19 thoughts on “It’s the way he tells ’em that does it”

  1. I think it’s in the public interest that Murphy publishes his last 6 years’ personal tax returns.

    I’m sure it’s in Murphy’s private interests to keep his financial and tax affairs secret but, you know, sacrifice.

  2. Oooh… That’s the politest burn I’ve seen in a while.. 🙂

    +1 Internets for mr. Worstall.

  3. Candidly, I don’t know what an ellipsis is, but since Worstall recommends it, I have blocked it. That is my last word.

  4. An ellipsis is used to denote that something (often superfluous) has been left out of a quote:

    “Spud is a complete and utter cvnt”

    “Spud is a…cvnt”

  5. Andrew C

    I loved the time when he was asked to give the identities of who was funding the Fair Tax Mark and he replied that one person ‘wished to preserve their anonymity, as is their right’

    Interestingly this defence didn’t work when he wanted details of people’s accounts. It’s the lack of self awareness that always takes your breath away

  6. According to Companies House filings, Murphy owns >75% of the Corporate Accountability Network (although it is a company limited by guarantee and has no share capital, so I am not sure how ownership works, but he clearly controls it). The CAN website says it has grants from the Joffe Trust (£15k) and Productivity Insight Network, funded by the ESRC i.e. the taxpayer (£40.9k). The accounts also refer to a £30k grant from Luminate. I suspect most of those grants end up in Murphy’s bank account.

    The Fair Tax Mark had income of £175k from selling FTM’s and about another £100k from grants in 2020.
    2020 expenditure of £255k but no breakdown of this is shown in their accounts. Murphy is not a director but per the Tax Research LLP accounts was paid £8k as a consultant.

    Murphy’s website also refers to a £7.5k grant from the Joffe Trust plus other consultancy work. And he is still appealing for donations…..

  7. Theophrastus (2066)

    A rather weak response to Spud, Tim. He’s quoting accurately (apart from the lack of ellipsis) from The Theory of Moral Sentiments, which is Smith’s account of the social benefits of altruism. The Wealth of Nations is about the social benefits of self-interest.

    Smith’s overall argument is that altruism (or beneficence, as he calls it) and self-interest are complementary — not contradictory, as Spud is implicitly suggesting. Smith argued that humans as social creatures are dependent on each other and that due concern about the welfare of others was in the individual’s interest. He also believed that, in pursuing our own economic interest, the Hidden Hand would benefit others and society as a whole.

    A pithy Twitter response to Spud might be something like: ‘your quotations are selective and misleading. Adam Smith saw altruism and self-interest as complementary – not contradictory’. But I’m not on Twatter.

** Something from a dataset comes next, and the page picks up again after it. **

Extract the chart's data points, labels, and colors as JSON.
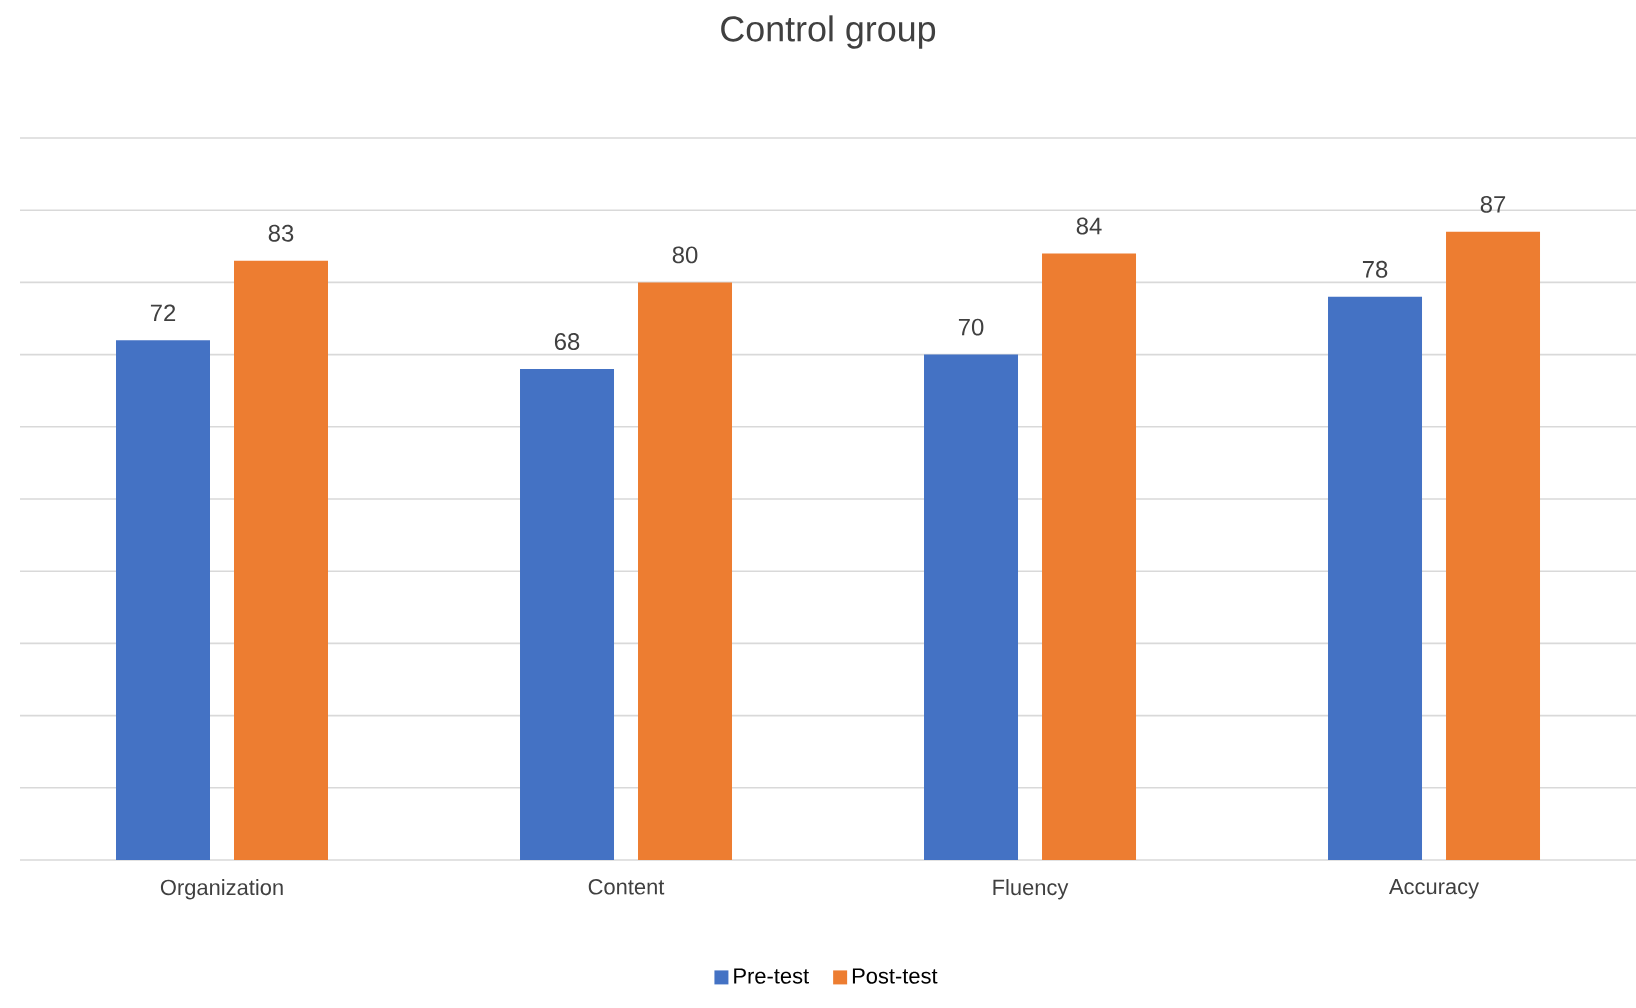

  8. “He’s quoting accurately (apart from the lack of ellipsis) etc.” Then he’s not quoting accurately, which is Tim’s point.

  9. Theophrastus (2066)

    Chris – Omitting the ellipsis is a minor and formal inaccuracy, not a substantive one. Pointing out the ellipsis is pendantic; and it doesn’t challenge Spud’s implicit interpretation of Smith. If that’s the only thing that’s wrong with Spud’s quotation, then he’s won the argument!

    Tim – yes, I know that you know that the quotations are from the Theory of Moral Sentiments. I was simply emphasising that the TMS and the WoN were complementary- not contradictory – and observing that you didn’t make that point to Spud.

  10. Theophratus, omitting the ellipsis is how Spud misinterprets Smith. If you think that’s minor, rather than the essence of how he’s being misleading, then you need to think a bit harder.

  11. That’s 136 pages of ellipsis forgotten.. those couple of dots aren’t the only quotation crime there…

  12. I was wondering why Adam Smith wrote 2 sentences that don’t obviously run together. The ellipsis is the crime that explains the odd gap in the logic

  13. Theophrastus (2066)

    “omitting the ellipsis is how Spud misinterprets Smith”. Not at all. The inclusion of an ellipsis, or the listing of the two quotes separately, would not materially change Spud’s point. Where Spud goes wrong is not seeing the quotes from the ToMS in the wider context of the WoN.